The marker frequencies and levels are (from left to right):
M1: 2161 MHz -42.5dBm (actual value is lower, the result is limited by the dynamics of the measurement setup, later measurements show at least 60dB suppression)
M2: 2264 MHz -8.6dBm
M3: 2400 MHz -4.6dBm
M4: 2588 MHz -9.0 dBm
In a further measurement, the absolute gain of the amplifier was measured using the tracking generator built into the spectrum analyzer. The structure was first normalized, then the amplifier with a 30dB attenuator was added to the output.
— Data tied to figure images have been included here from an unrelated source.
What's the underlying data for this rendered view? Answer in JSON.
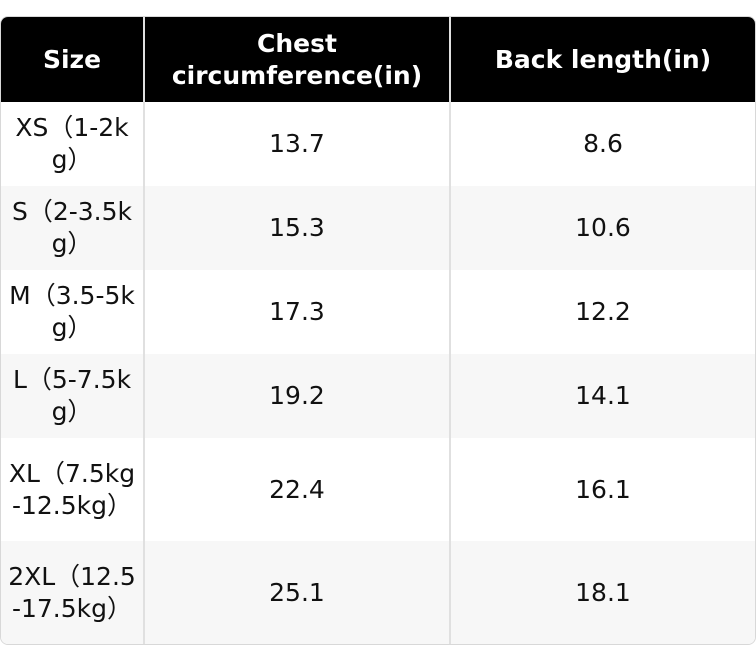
{
  "table": {
    "header": [
      "Size",
      "Chest circumference(in)",
      "Back length(in)"
    ],
    "rows": [
      [
        "XS（1-2kg）",
        13.7,
        8.6
      ],
      [
        "S（2-3.5kg）",
        15.3,
        10.6
      ],
      [
        "M（3.5-5kg）",
        17.3,
        12.2
      ],
      [
        "L（5-7.5kg）",
        19.2,
        14.1
      ],
      [
        "XL（7.5kg-12.5kg）",
        22.4,
        16.1
      ],
      [
        "2XL（12.5-17.5kg）",
        25.1,
        18.1
      ]
    ]
  }
}
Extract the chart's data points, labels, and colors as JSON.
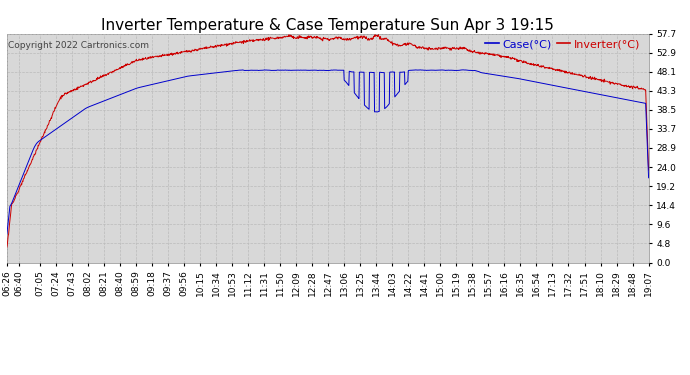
{
  "title": "Inverter Temperature & Case Temperature Sun Apr 3 19:15",
  "copyright": "Copyright 2022 Cartronics.com",
  "legend_case": "Case(°C)",
  "legend_inverter": "Inverter(°C)",
  "yticks": [
    0.0,
    4.8,
    9.6,
    14.4,
    19.2,
    24.0,
    28.9,
    33.7,
    38.5,
    43.3,
    48.1,
    52.9,
    57.7
  ],
  "ymin": 0.0,
  "ymax": 57.7,
  "bg_color": "#ffffff",
  "plot_bg_color": "#d8d8d8",
  "grid_color": "#bbbbbb",
  "case_color": "#0000cc",
  "inverter_color": "#cc0000",
  "title_fontsize": 11,
  "tick_fontsize": 6.5,
  "copyright_fontsize": 6.5,
  "legend_fontsize": 8,
  "xtick_labels": [
    "06:26",
    "06:40",
    "07:05",
    "07:24",
    "07:43",
    "08:02",
    "08:21",
    "08:40",
    "08:59",
    "09:18",
    "09:37",
    "09:56",
    "10:15",
    "10:34",
    "10:53",
    "11:12",
    "11:31",
    "11:50",
    "12:09",
    "12:28",
    "12:47",
    "13:06",
    "13:25",
    "13:44",
    "14:03",
    "14:22",
    "14:41",
    "15:00",
    "15:19",
    "15:38",
    "15:57",
    "16:16",
    "16:35",
    "16:54",
    "17:13",
    "17:32",
    "17:51",
    "18:10",
    "18:29",
    "18:48",
    "19:07"
  ]
}
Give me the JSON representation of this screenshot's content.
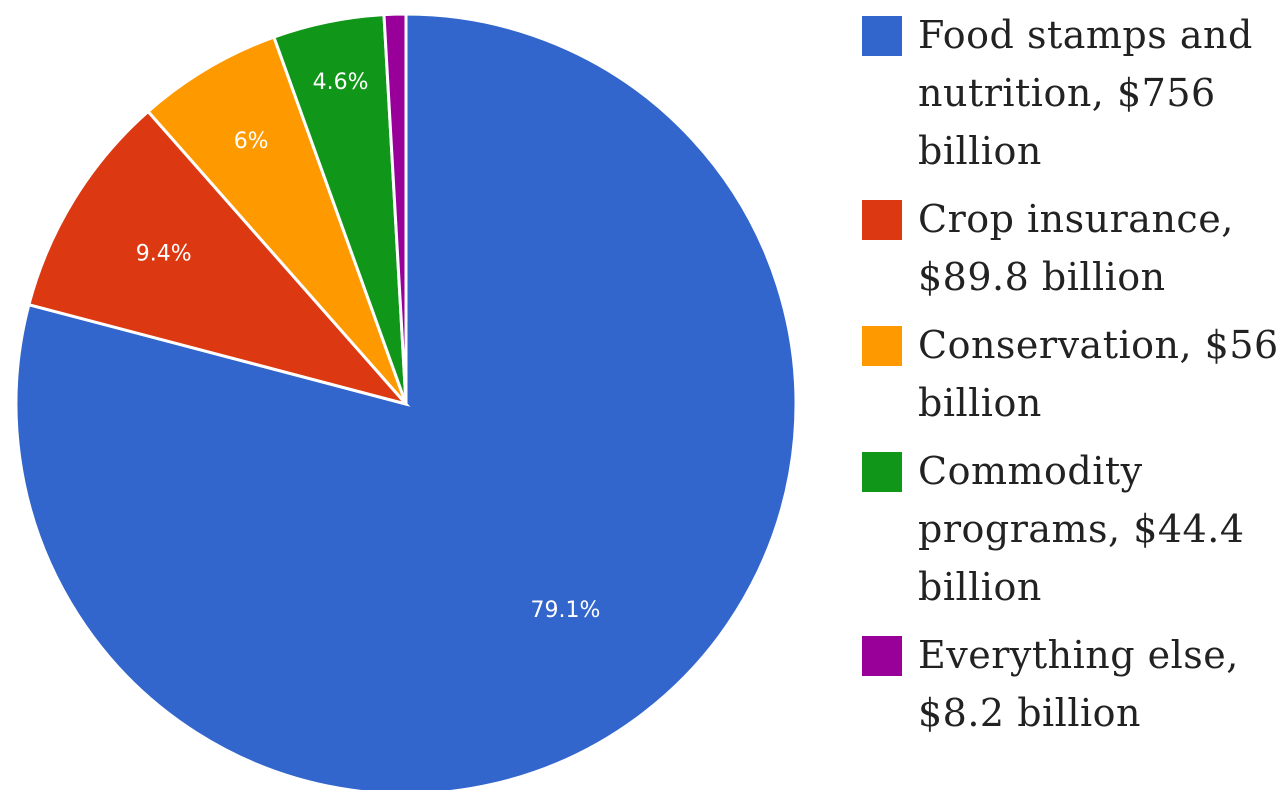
{
  "chart_data": {
    "type": "pie",
    "title": "",
    "slices": [
      {
        "label": "Food stamps and nutrition, $756 billion",
        "value": 79.1,
        "display": "79.1%",
        "color": "#3366cc"
      },
      {
        "label": "Crop insurance, $89.8 billion",
        "value": 9.4,
        "display": "9.4%",
        "color": "#dc3912"
      },
      {
        "label": "Conservation, $56 billion",
        "value": 6.0,
        "display": "6%",
        "color": "#ff9900"
      },
      {
        "label": "Commodity programs, $44.4 billion",
        "value": 4.6,
        "display": "4.6%",
        "color": "#109618"
      },
      {
        "label": "Everything else, $8.2 billion",
        "value": 0.9,
        "display": "",
        "color": "#990099"
      }
    ],
    "legend_position": "right",
    "start_angle": "12 o'clock",
    "direction": "clockwise"
  }
}
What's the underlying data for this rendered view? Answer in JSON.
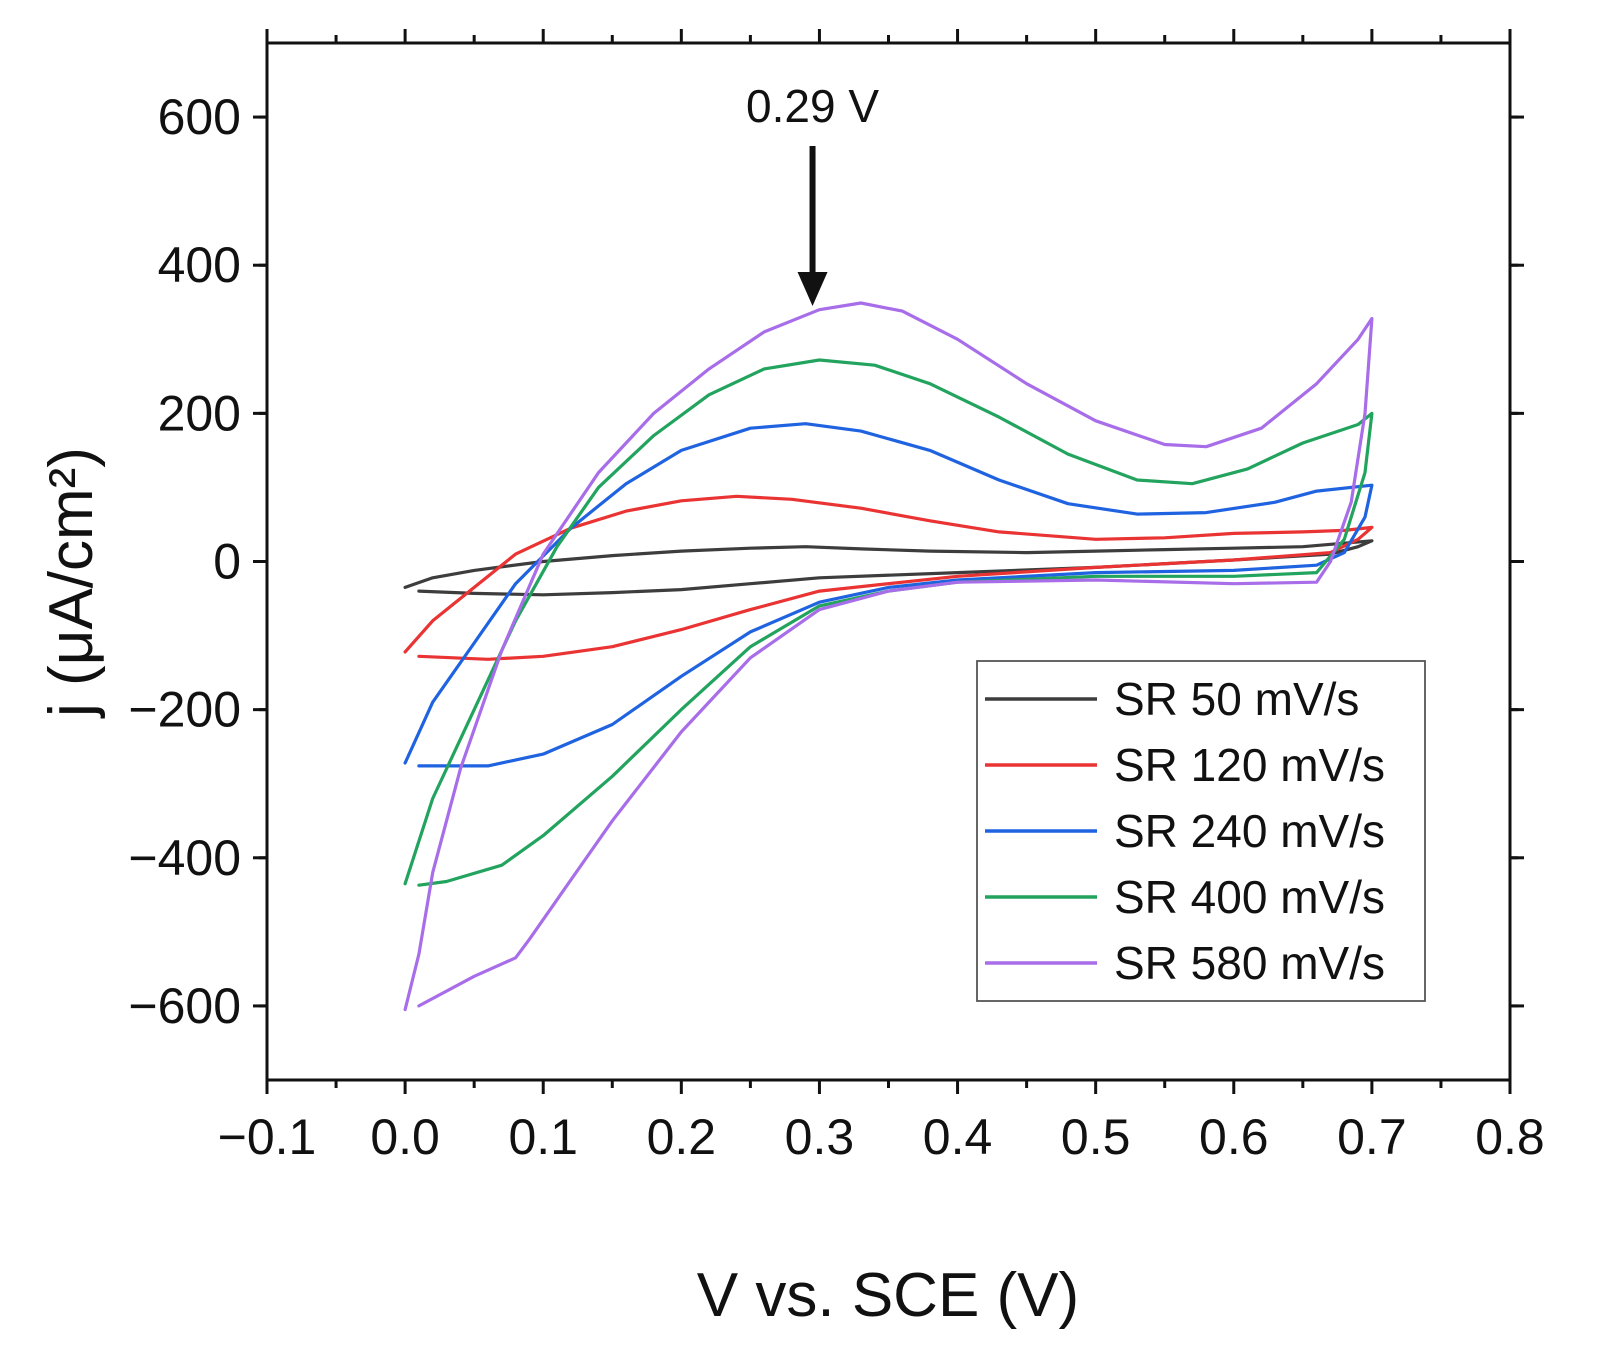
{
  "chart_data": {
    "type": "line",
    "title": "",
    "xlabel": "V vs. SCE (V)",
    "ylabel": "j (μA/cm²)",
    "xlim": [
      -0.1,
      0.8
    ],
    "ylim": [
      -700,
      700
    ],
    "xticks": [
      -0.1,
      0.0,
      0.1,
      0.2,
      0.3,
      0.4,
      0.5,
      0.6,
      0.7,
      0.8
    ],
    "xtick_labels": [
      "−0.1",
      "0.0",
      "0.1",
      "0.2",
      "0.3",
      "0.4",
      "0.5",
      "0.6",
      "0.7",
      "0.8"
    ],
    "yticks": [
      600,
      400,
      200,
      0,
      -200,
      -400,
      -600
    ],
    "ytick_labels": [
      "600",
      "400",
      "200",
      "0",
      "−200",
      "−400",
      "−600"
    ],
    "legend_position": "lower-right",
    "annotation": {
      "text": "0.29 V",
      "x": 0.295,
      "y": 345
    },
    "series": [
      {
        "name": "SR 50 mV/s",
        "color": "#3d3d3d",
        "points": [
          [
            0.0,
            -35
          ],
          [
            0.02,
            -22
          ],
          [
            0.05,
            -12
          ],
          [
            0.1,
            0
          ],
          [
            0.15,
            8
          ],
          [
            0.2,
            14
          ],
          [
            0.25,
            18
          ],
          [
            0.29,
            20
          ],
          [
            0.33,
            17
          ],
          [
            0.38,
            14
          ],
          [
            0.45,
            12
          ],
          [
            0.5,
            14
          ],
          [
            0.55,
            16
          ],
          [
            0.6,
            18
          ],
          [
            0.65,
            20
          ],
          [
            0.7,
            28
          ],
          [
            0.69,
            20
          ],
          [
            0.67,
            10
          ],
          [
            0.6,
            2
          ],
          [
            0.5,
            -8
          ],
          [
            0.4,
            -15
          ],
          [
            0.3,
            -22
          ],
          [
            0.25,
            -30
          ],
          [
            0.2,
            -38
          ],
          [
            0.15,
            -42
          ],
          [
            0.1,
            -45
          ],
          [
            0.05,
            -43
          ],
          [
            0.01,
            -40
          ]
        ]
      },
      {
        "name": "SR 120 mV/s",
        "color": "#ea3333",
        "points": [
          [
            0.0,
            -122
          ],
          [
            0.02,
            -80
          ],
          [
            0.05,
            -35
          ],
          [
            0.08,
            10
          ],
          [
            0.12,
            45
          ],
          [
            0.16,
            68
          ],
          [
            0.2,
            82
          ],
          [
            0.24,
            88
          ],
          [
            0.28,
            84
          ],
          [
            0.33,
            72
          ],
          [
            0.38,
            55
          ],
          [
            0.43,
            40
          ],
          [
            0.5,
            30
          ],
          [
            0.55,
            32
          ],
          [
            0.6,
            38
          ],
          [
            0.65,
            40
          ],
          [
            0.68,
            42
          ],
          [
            0.7,
            46
          ],
          [
            0.69,
            30
          ],
          [
            0.67,
            12
          ],
          [
            0.6,
            2
          ],
          [
            0.5,
            -8
          ],
          [
            0.4,
            -20
          ],
          [
            0.3,
            -40
          ],
          [
            0.25,
            -65
          ],
          [
            0.2,
            -92
          ],
          [
            0.15,
            -115
          ],
          [
            0.1,
            -128
          ],
          [
            0.06,
            -132
          ],
          [
            0.01,
            -128
          ]
        ]
      },
      {
        "name": "SR 240 mV/s",
        "color": "#1f63e0",
        "points": [
          [
            0.0,
            -272
          ],
          [
            0.02,
            -190
          ],
          [
            0.05,
            -110
          ],
          [
            0.08,
            -30
          ],
          [
            0.12,
            45
          ],
          [
            0.16,
            105
          ],
          [
            0.2,
            150
          ],
          [
            0.25,
            180
          ],
          [
            0.29,
            186
          ],
          [
            0.33,
            176
          ],
          [
            0.38,
            150
          ],
          [
            0.43,
            110
          ],
          [
            0.48,
            78
          ],
          [
            0.53,
            64
          ],
          [
            0.58,
            66
          ],
          [
            0.63,
            80
          ],
          [
            0.66,
            95
          ],
          [
            0.7,
            103
          ],
          [
            0.695,
            60
          ],
          [
            0.68,
            12
          ],
          [
            0.66,
            -5
          ],
          [
            0.6,
            -12
          ],
          [
            0.5,
            -15
          ],
          [
            0.4,
            -25
          ],
          [
            0.35,
            -35
          ],
          [
            0.3,
            -55
          ],
          [
            0.25,
            -95
          ],
          [
            0.2,
            -155
          ],
          [
            0.15,
            -220
          ],
          [
            0.1,
            -260
          ],
          [
            0.06,
            -276
          ],
          [
            0.01,
            -276
          ]
        ]
      },
      {
        "name": "SR 400 mV/s",
        "color": "#22a35e",
        "points": [
          [
            0.0,
            -435
          ],
          [
            0.02,
            -320
          ],
          [
            0.05,
            -200
          ],
          [
            0.08,
            -80
          ],
          [
            0.11,
            20
          ],
          [
            0.14,
            100
          ],
          [
            0.18,
            170
          ],
          [
            0.22,
            225
          ],
          [
            0.26,
            260
          ],
          [
            0.3,
            272
          ],
          [
            0.34,
            265
          ],
          [
            0.38,
            240
          ],
          [
            0.43,
            195
          ],
          [
            0.48,
            145
          ],
          [
            0.53,
            110
          ],
          [
            0.57,
            105
          ],
          [
            0.61,
            125
          ],
          [
            0.65,
            160
          ],
          [
            0.69,
            185
          ],
          [
            0.7,
            200
          ],
          [
            0.695,
            120
          ],
          [
            0.68,
            30
          ],
          [
            0.66,
            -15
          ],
          [
            0.6,
            -20
          ],
          [
            0.5,
            -20
          ],
          [
            0.4,
            -28
          ],
          [
            0.35,
            -40
          ],
          [
            0.3,
            -60
          ],
          [
            0.25,
            -115
          ],
          [
            0.2,
            -200
          ],
          [
            0.15,
            -290
          ],
          [
            0.1,
            -370
          ],
          [
            0.07,
            -410
          ],
          [
            0.03,
            -432
          ],
          [
            0.01,
            -437
          ]
        ]
      },
      {
        "name": "SR 580 mV/s",
        "color": "#a86de8",
        "points": [
          [
            0.0,
            -605
          ],
          [
            0.01,
            -530
          ],
          [
            0.02,
            -420
          ],
          [
            0.04,
            -280
          ],
          [
            0.07,
            -120
          ],
          [
            0.1,
            10
          ],
          [
            0.14,
            120
          ],
          [
            0.18,
            200
          ],
          [
            0.22,
            260
          ],
          [
            0.26,
            310
          ],
          [
            0.3,
            340
          ],
          [
            0.33,
            349
          ],
          [
            0.36,
            338
          ],
          [
            0.4,
            300
          ],
          [
            0.45,
            240
          ],
          [
            0.5,
            190
          ],
          [
            0.55,
            158
          ],
          [
            0.58,
            155
          ],
          [
            0.62,
            180
          ],
          [
            0.66,
            240
          ],
          [
            0.69,
            300
          ],
          [
            0.7,
            328
          ],
          [
            0.695,
            200
          ],
          [
            0.685,
            80
          ],
          [
            0.67,
            0
          ],
          [
            0.66,
            -28
          ],
          [
            0.6,
            -30
          ],
          [
            0.5,
            -25
          ],
          [
            0.4,
            -28
          ],
          [
            0.35,
            -40
          ],
          [
            0.3,
            -65
          ],
          [
            0.25,
            -130
          ],
          [
            0.2,
            -230
          ],
          [
            0.15,
            -350
          ],
          [
            0.12,
            -430
          ],
          [
            0.09,
            -510
          ],
          [
            0.08,
            -535
          ],
          [
            0.05,
            -560
          ],
          [
            0.01,
            -600
          ]
        ]
      }
    ]
  }
}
The level of the tracking generator was set to 0dBm.
Here are some roughly calculated gain values as a function of frequency:
|1500 MHz||-70 dB||-40dB|
|2000 MHz||-70 dB||-40 dB|
|2100 MHz||-70 dB||-40 dB|
|2200 MHz||-40 dB||-10 dB|
|2300 MHz||-13 dB||+ 17dB|
|2400 MHz||-11 dB||+19 dB|
|2600 MHz||-15 dB||+15 dB|
|3000 MHz||-43 dB||-13 dB|
As can be seen, the input filters work extremely well. With a transmission concept with a transmission IF of 435 MHz, the local oscillator is at 1965 MHz. A possible breakdown of the local oscillator in the transmitter is thus suppressed with at least 60dB.
Here is a measurement of the output power and the gain of this 1st specimen as a function of the input power. Since the measuring transmitter delivers a maximum of + 15dBm, only the P1dB with 33dBm = 2W could be determined, but not the maximum output power.
The linear gain is 20dB. A drain efficiency of 26% was determined at an output power of 2.4W.